Ce procès, le premier grand défi judiciaire de la Côte d’Ivoire depuis la crise avait été annoncé mi-octobre à la stupéfaction générale, avant d'être finalement repoussé sine die à peine une semaine plus tard, officiellement pour des raisons logistiques et budgétaires. En réalité, précise LE TEMPS de Genève, la composition du jury en était la raison ­majeure. L’origine ethnique et la proximité de quatre jurés, notamment, avec l’entourage du président ivoirien Alassane Ouattara auraient causé des suspicions à l’heure du verdict. Par ailleurs, la volonté de tenir le procès de l’ex-première dame avant la fin de l’année coïnciderait avec la promesse faite par l’Union européenne de débloquer 5 millions d’euros, en appui budgétaire, pour l’organisation d’une justice impartiale avant la fin 2014. Et puis le cas Simone Gbagbo a également occasionné une longue passe d'armes entre Abidjan et la Cour Pénale Internationale, rappelle le site d'information ABIDJAN.NET. Depuis février 2012, la CPI réclamait qu’on lui livre l’épouse de Laurent Gbagbo, lui-même détenu à La Haye, afin de la juger pour crimes contre l’humanité. Sauf que la Côte d'Ivoire s'y est opposée assurant pouvoir la juger elle-même avec équité.

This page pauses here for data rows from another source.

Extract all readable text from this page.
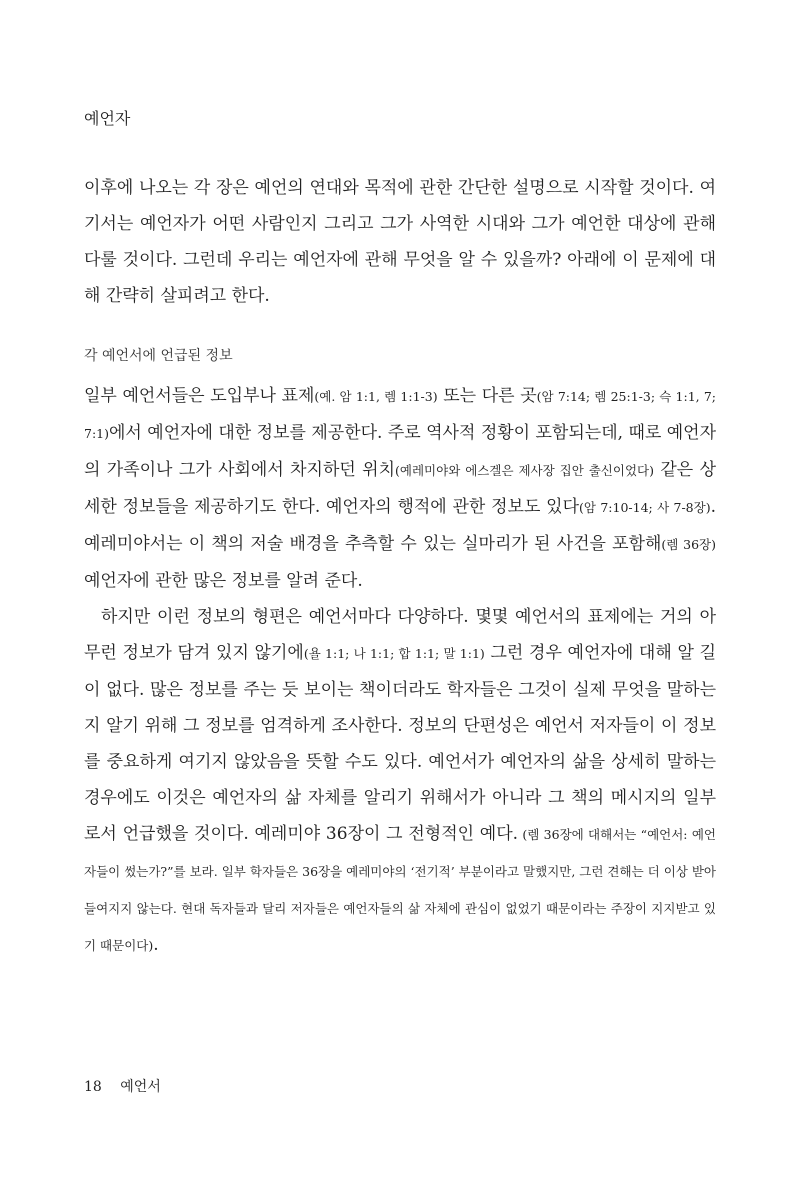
예언자

이후에 나오는 각 장은 예언의 연대와 목적에 관한 간단한 설명으로 시작할 것이다. 여기서는 예언자가 어떤 사람인지 그리고 그가 사역한 시대와 그가 예언한 대상에 관해 다룰 것이다. 그런데 우리는 예언자에 관해 무엇을 알 수 있을까? 아래에 이 문제에 대해 간략히 살피려고 한다.

각 예언서에 언급된 정보

일부 예언서들은 도입부나 표제(예. 암 1:1, 렘 1:1-3) 또는 다른 곳(암 7:14; 렘 25:1-3; 슥 1:1, 7; 7:1)에서 예언자에 대한 정보를 제공한다. 주로 역사적 정황이 포함되는데, 때로 예언자의 가족이나 그가 사회에서 차지하던 위치(예레미야와 에스겔은 제사장 집안 출신이었다) 같은 상세한 정보들을 제공하기도 한다. 예언자의 행적에 관한 정보도 있다(암 7:10-14; 사 7-8장). 예레미야서는 이 책의 저술 배경을 추측할 수 있는 실마리가 된 사건을 포함해(렘 36장) 예언자에 관한 많은 정보를 알려 준다.

하지만 이런 정보의 형편은 예언서마다 다양하다. 몇몇 예언서의 표제에는 거의 아무런 정보가 담겨 있지 않기에(욜 1:1; 나 1:1; 합 1:1; 말 1:1) 그런 경우 예언자에 대해 알 길이 없다. 많은 정보를 주는 듯 보이는 책이더라도 학자들은 그것이 실제 무엇을 말하는지 알기 위해 그 정보를 엄격하게 조사한다. 정보의 단편성은 예언서 저자들이 이 정보를 중요하게 여기지 않았음을 뜻할 수도 있다. 예언서가 예언자의 삶을 상세히 말하는 경우에도 이것은 예언자의 삶 자체를 알리기 위해서가 아니라 그 책의 메시지의 일부로서 언급했을 것이다. 예레미야 36장이 그 전형적인 예다. (렘 36장에 대해서는 “예언서: 예언자들이 썼는가?”를 보라. 일부 학자들은 36장을 예레미야의 ‘전기적’ 부분이라고 말했지만, 그런 견해는 더 이상 받아들여지지 않는다. 현대 독자들과 달리 저자들은 예언자들의 삶 자체에 관심이 없었기 때문이라는 주장이 지지받고 있기 때문이다).

18 예언서
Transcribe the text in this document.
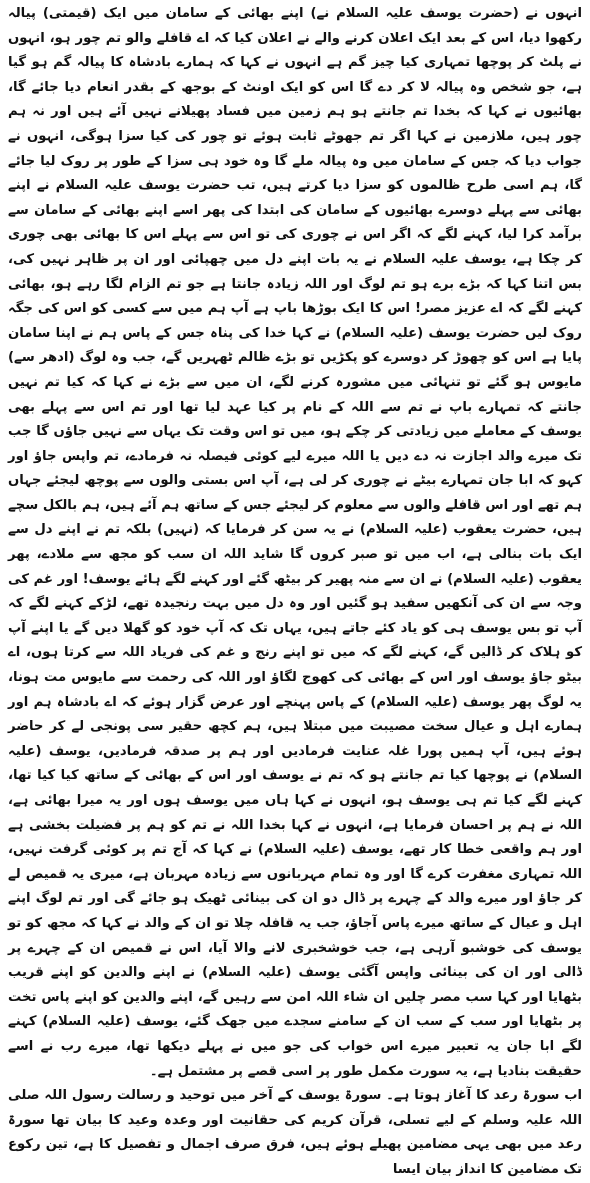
انہوں نے (حضرت یوسف علیہ السلام نے) اپنے بھائی کے سامان میں ایک (قیمتی) پیالہ رکھوا دیا، اس کے بعد ایک اعلان کرنے والے نے اعلان کیا کہ اے قافلے والو تم چور ہو، انہوں نے پلٹ کر پوچھا تمہاری کیا چیز گم ہے انہوں نے کہا کہ ہمارے بادشاہ کا پیالہ گم ہو گیا ہے، جو شخص وہ پیالہ لا کر دے گا اس کو ایک اونٹ کے بوجھ کے بقدر انعام دیا جائے گا، بھائیوں نے کہا کہ بخدا تم جانتے ہو ہم زمین میں فساد پھیلانے نہیں آئے ہیں اور نہ ہم چور ہیں، ملازمین نے کہا اگر تم جھوٹے ثابت ہوئے تو چور کی کیا سزا ہوگی، انہوں نے جواب دیا کہ جس کے سامان میں وہ پیالہ ملے گا وہ خود ہی سزا کے طور پر روک لیا جائے گا، ہم اسی طرح ظالموں کو سزا دیا کرتے ہیں، تب حضرت یوسف علیہ السلام نے اپنے بھائی سے پہلے دوسرے بھائیوں کے سامان کی ابتدا کی پھر اسے اپنے بھائی کے سامان سے برآمد کرا لیا، کہنے لگے کہ اگر اس نے چوری کی تو اس سے پہلے اس کا بھائی بھی چوری کر چکا ہے، یوسف علیہ السلام نے یہ بات اپنے دل میں چھپائی اور ان پر ظاہر نہیں کی، بس اتنا کہا کہ بڑے برے ہو تم لوگ اور اللہ زیادہ جانتا ہے جو تم الزام لگا رہے ہو، بھائی کہنے لگے کہ اے عزیز مصر! اس کا ایک بوڑھا باپ ہے آپ ہم میں سے کسی کو اس کی جگہ روک لیں حضرت یوسف (علیہ السلام) نے کہا خدا کی پناہ جس کے پاس ہم نے اپنا سامان پایا ہے اس کو چھوڑ کر دوسرے کو پکڑیں تو بڑے ظالم ٹھہریں گے، جب وہ لوگ (ادھر سے) مایوس ہو گئے تو تنہائی میں مشورہ کرنے لگے، ان میں سے بڑے نے کہا کہ کیا تم نہیں جانتے کہ تمہارے باپ نے تم سے اللہ کے نام پر کیا عہد لیا تھا اور تم اس سے پہلے بھی یوسف کے معاملے میں زیادتی کر چکے ہو، میں تو اس وقت تک یہاں سے نہیں جاؤں گا جب تک میرے والد اجازت نہ دے دیں یا اللہ میرے لیے کوئی فیصلہ نہ فرمادے، تم واپس جاؤ اور کہو کہ ابا جان تمہارے بیٹے نے چوری کر لی ہے، آپ اس بستی والوں سے پوچھ لیجئے جہاں ہم تھے اور اس قافلے والوں سے معلوم کر لیجئے جس کے ساتھ ہم آئے ہیں، ہم بالکل سچے ہیں، حضرت یعقوب (علیہ السلام) نے یہ سن کر فرمایا کہ (نہیں) بلکہ تم نے اپنے دل سے ایک بات بنالی ہے، اب میں تو صبر کروں گا شاید اللہ ان سب کو مجھ سے ملادے، پھر یعقوب (علیہ السلام) نے ان سے منہ پھیر کر بیٹھ گئے اور کہنے لگے ہائے یوسف! اور غم کی وجہ سے ان کی آنکھیں سفید ہو گئیں اور وہ دل میں بہت رنجیدہ تھے، لڑکے کہنے لگے کہ آپ تو بس یوسف ہی کو یاد کئے جاتے ہیں، یہاں تک کہ آپ خود کو گھلا دیں گے یا اپنے آپ کو ہلاک کر ڈالیں گے، کہنے لگے کہ میں تو اپنے رنج و غم کی فریاد اللہ سے کرتا ہوں، اے بیٹو جاؤ یوسف اور اس کے بھائی کی کھوج لگاؤ اور اللہ کی رحمت سے مایوس مت ہونا، یہ لوگ پھر یوسف (علیہ السلام) کے پاس پہنچے اور عرض گزار ہوئے کہ اے بادشاہ ہم اور ہمارے اہل و عیال سخت مصیبت میں مبتلا ہیں، ہم کچھ حقیر سی پونجی لے کر حاضر ہوئے ہیں، آپ ہمیں پورا غلہ عنایت فرمادیں اور ہم پر صدقہ فرمادیں، یوسف (علیہ السلام) نے پوچھا کیا تم جانتے ہو کہ تم نے یوسف اور اس کے بھائی کے ساتھ کیا کیا تھا، کہنے لگے کیا تم ہی یوسف ہو، انہوں نے کہا ہاں میں یوسف ہوں اور یہ میرا بھائی ہے، اللہ نے ہم پر احسان فرمایا ہے، انہوں نے کہا بخدا اللہ نے تم کو ہم پر فضیلت بخشی ہے اور ہم واقعی خطا کار تھے، یوسف (علیہ السلام) نے کہا کہ آج تم پر کوئی گرفت نہیں، اللہ تمہاری مغفرت کرے گا اور وہ تمام مہربانوں سے زیادہ مہربان ہے، میری یہ قمیص لے کر جاؤ اور میرے والد کے چہرے پر ڈال دو ان کی بینائی ٹھیک ہو جائے گی اور تم لوگ اپنے اہل و عیال کے ساتھ میرے پاس آجاؤ، جب یہ قافلہ چلا تو ان کے والد نے کہا کہ مجھ کو تو یوسف کی خوشبو آرہی ہے، جب خوشخبری لانے والا آیا، اس نے قمیص ان کے چہرے پر ڈالی اور ان کی بینائی واپس آگئی یوسف (علیہ السلام) نے اپنے والدین کو اپنے قریب بٹھایا اور کہا سب مصر چلیں ان شاء اللہ امن سے رہیں گے، اپنے والدین کو اپنے پاس تخت پر بٹھایا اور سب کے سب ان کے سامنے سجدے میں جھک گئے، یوسف (علیہ السلام) کہنے لگے ابا جان یہ تعبیر میرے اس خواب کی جو میں نے پہلے دیکھا تھا، میرے رب نے اسے حقیقت بنادیا ہے، یہ سورت مکمل طور پر اسی قصے پر مشتمل ہے۔

اب سورۃ رعد کا آغاز ہوتا ہے۔ سورۃ یوسف کے آخر میں توحید و رسالت رسول اللہ صلی اللہ علیہ وسلم کے لیے تسلی، قرآن کریم کی حقانیت اور وعدہ وعید کا بیان تھا سورۃ رعد میں بھی یہی مضامین پھیلے ہوئے ہیں، فرق صرف اجمال و تفصیل کا ہے، تین رکوع تک مضامین کا انداز بیان ایسا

Une résistance qui s’expliquerait surtout par la crainte de troubles politiques. Car chacun le sait, renchérit L'OBSERVATEUR PAALGA, même si les nouveaux maîtres d’Abidjan s’en défendent, c’est bien le procès d’un régime et donc un procès politique qui vient de s'ouvrir, dit-il. Et à ce titre, il pourrait bien réserver quelques surprises au regard, notamment, de la personnalité de Simone Gbagbo. Car celle qui fut la passionaria de l’ex-pouvoir ivoirien n’est pas un mouton du sacrifice qui se laissera tondre facilement, écrit le journal. Pis encore, elle pourrait même mettre à l’index tous ceux qui du côté du pouvoir actuel sentent le soufre. Et Dieu seul sait combien ils sont nombreux, civils comme militaires, à avoir trempé dans des affaires de crimes de sang et de crimes économiques.

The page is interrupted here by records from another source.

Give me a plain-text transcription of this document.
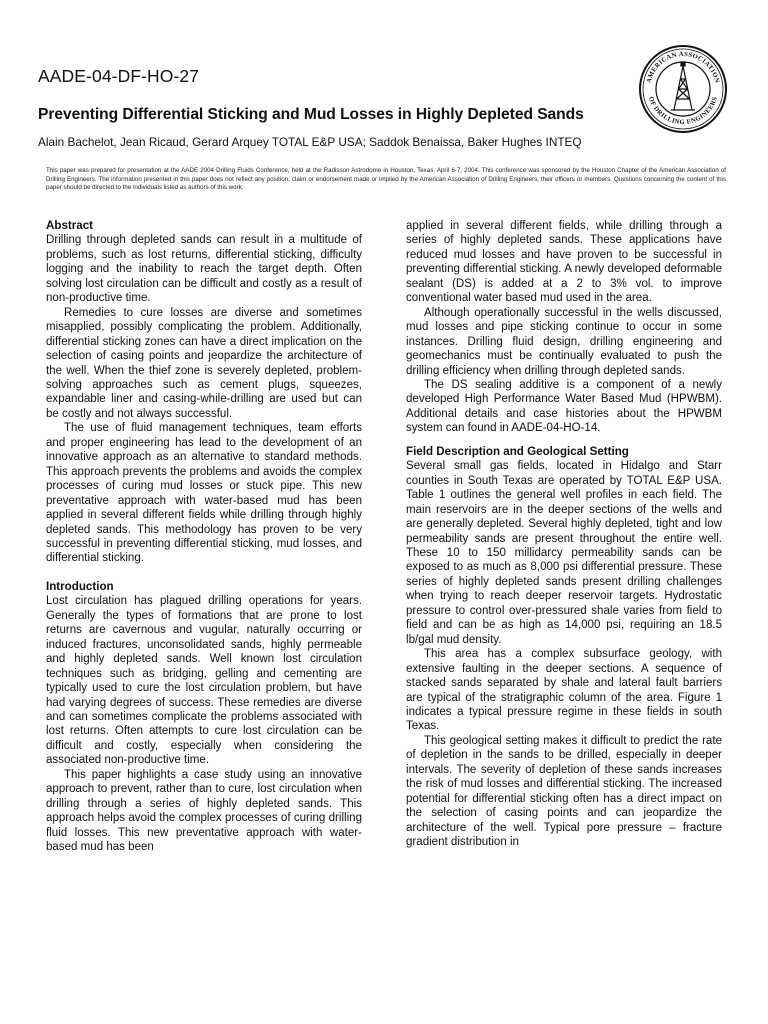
AADE-04-DF-HO-27
Preventing Differential Sticking and Mud Losses in Highly Depleted Sands
Alain Bachelot, Jean Ricaud, Gerard Arquey TOTAL E&P USA; Saddok Benaissa, Baker Hughes INTEQ
This paper was prepared for presentation at the AADE 2004 Drilling Fluids Conference, held at the Radisson Astrodome in Houston, Texas, April 6-7, 2004. This conference was sponsored by the Houston Chapter of the American Association of Drilling Engineers. The information presented in this paper does not reflect any position, claim or endorsement made or implied by the American Association of Drilling Engineers, their officers or members. Questions concerning the content of this paper should be directed to the individuals listed as authors of this work.
AMERICAN ASSOCIATION
OF DRILLING ENGINEERS
Abstract

Drilling through depleted sands can result in a multitude of problems, such as lost returns, differential sticking, difficulty logging and the inability to reach the target depth. Often solving lost circulation can be difficult and costly as a result of non-productive time.

Remedies to cure losses are diverse and sometimes misapplied, possibly complicating the problem. Additionally, differential sticking zones can have a direct implication on the selection of casing points and jeopardize the architecture of the well. When the thief zone is severely depleted, problem-solving approaches such as cement plugs, squeezes, expandable liner and casing-while-drilling are used but can be costly and not always successful.

The use of fluid management techniques, team efforts and proper engineering has lead to the development of an innovative approach as an alternative to standard methods. This approach prevents the problems and avoids the complex processes of curing mud losses or stuck pipe. This new preventative approach with water-based mud has been applied in several different fields while drilling through highly depleted sands. This methodology has proven to be very successful in preventing differential sticking, mud losses, and differential sticking.

Introduction

Lost circulation has plagued drilling operations for years. Generally the types of formations that are prone to lost returns are cavernous and vugular, naturally occurring or induced fractures, unconsolidated sands, highly permeable and highly depleted sands. Well known lost circulation techniques such as bridging, gelling and cementing are typically used to cure the lost circulation problem, but have had varying degrees of success. These remedies are diverse and can sometimes complicate the problems associated with lost returns. Often attempts to cure lost circulation can be difficult and costly, especially when considering the associated non-productive time.

This paper highlights a case study using an innovative approach to prevent, rather than to cure, lost circulation when drilling through a series of highly depleted sands. This approach helps avoid the complex processes of curing drilling fluid losses. This new preventative approach with water-based mud has been

applied in several different fields, while drilling through a series of highly depleted sands. These applications have reduced mud losses and have proven to be successful in preventing differential sticking. A newly developed deformable sealant (DS) is added at a 2 to 3% vol. to improve conventional water based mud used in the area.

Although operationally successful in the wells discussed, mud losses and pipe sticking continue to occur in some instances. Drilling fluid design, drilling engineering and geomechanics must be continually evaluated to push the drilling efficiency when drilling through depleted sands.

The DS sealing additive is a component of a newly developed High Performance Water Based Mud (HPWBM). Additional details and case histories about the HPWBM system can found in AADE-04-HO-14.

Field Description and Geological Setting

Several small gas fields, located in Hidalgo and Starr counties in South Texas are operated by TOTAL E&P USA. Table 1 outlines the general well profiles in each field. The main reservoirs are in the deeper sections of the wells and are generally depleted. Several highly depleted, tight and low permeability sands are present throughout the entire well. These 10 to 150 millidarcy permeability sands can be exposed to as much as 8,000 psi differential pressure. These series of highly depleted sands present drilling challenges when trying to reach deeper reservoir targets. Hydrostatic pressure to control over-pressured shale varies from field to field and can be as high as 14,000 psi, requiring an 18.5 lb/gal mud density.

This area has a complex subsurface geology, with extensive faulting in the deeper sections. A sequence of stacked sands separated by shale and lateral fault barriers are typical of the stratigraphic column of the area. Figure 1 indicates a typical pressure regime in these fields in south Texas.

This geological setting makes it difficult to predict the rate of depletion in the sands to be drilled, especially in deeper intervals. The severity of depletion of these sands increases the risk of mud losses and differential sticking. The increased potential for differential sticking often has a direct impact on the selection of casing points and can jeopardize the architecture of the well. Typical pore pressure – fracture gradient distribution in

Voilà pourquoi son confrère du journal LE PAYS doute, à son tour, doute de l'efficacité de ce procès. Le camp du régime déchu doit-il, à lui tout seul, porter toute la responsabilité de ces 3 000 morts ? s'interroge le quotidien. Réponse : assurément, non. A tout le moins, le camp présidentiel devra trouver les mots justes pour expliquer les critères sur lesquels Simone Gbagbo et ses 82 autres compagnons d’infortune ont été sélectionnés, dit-il, pour se retrouver dans le box des accusés.

En clair, le risque c'est un procès sans justice, un pseudo-procès sur fond d’acharnement d’un homme, l’actuel président, contre ses adversaires politiques d’hier. Un scénario qui ne manquera pas, d'ailleurs, d’entamer sérieusement l’image de démocrate intègre qu’Alassane Ouattara s’est construite depuis son accession à la magistrature suprême de la Côte d’Ivoire.

A présent, poursuit le journal, personne ne peut prévoir jusqu’où iront les conséquences d’un tel procès. Peut-être, Alassane Ouattara aurait-il mieux fait de refiler la patate chaude à la Cour pénale internationale ? Toujours est-il qu'en ne voulant pas livrer la femme, après avoir livré le mari, il a certainement manqué de cran, celui-là même qui caractérise tous les grands hommes d’Etat.

Mais plus encore, la vraie question concerne l'après procès : car il y a fort à parier qu’une condamnation de Simone Gbagbo, en plus de celle de son époux, ne manquera pas d’alimenter les mauvais ressentiments que beaucoup d’Ivoiriens éprouvaient déjà à l’endroit des pro-Ouattara. Et à l'inverse, si par souci d’apaisement la Justice ivoirienne venait à prononcer des peines, qui par leur clémence, s’apparentent plutôt à une impunité qui ne dit pas son nom, comment réagiront les familles des victimes ? Et cela ne risque-t-il pas d’amener certaines d’entre elles à vouloir se faire justice ?

Et le quotidien burkinabé de conclure, au-delà de l’impartialité dont les juges devront faire montre aux yeux de l’opinion ivoirienne mais aussi internationale, ce procès devra surtout être une leçon pour toute la société ivoirienne, afin que plus jamais dans ce pays, des hommes ou des femmes ne soient capables de telles horreurs à cause du pouvoir.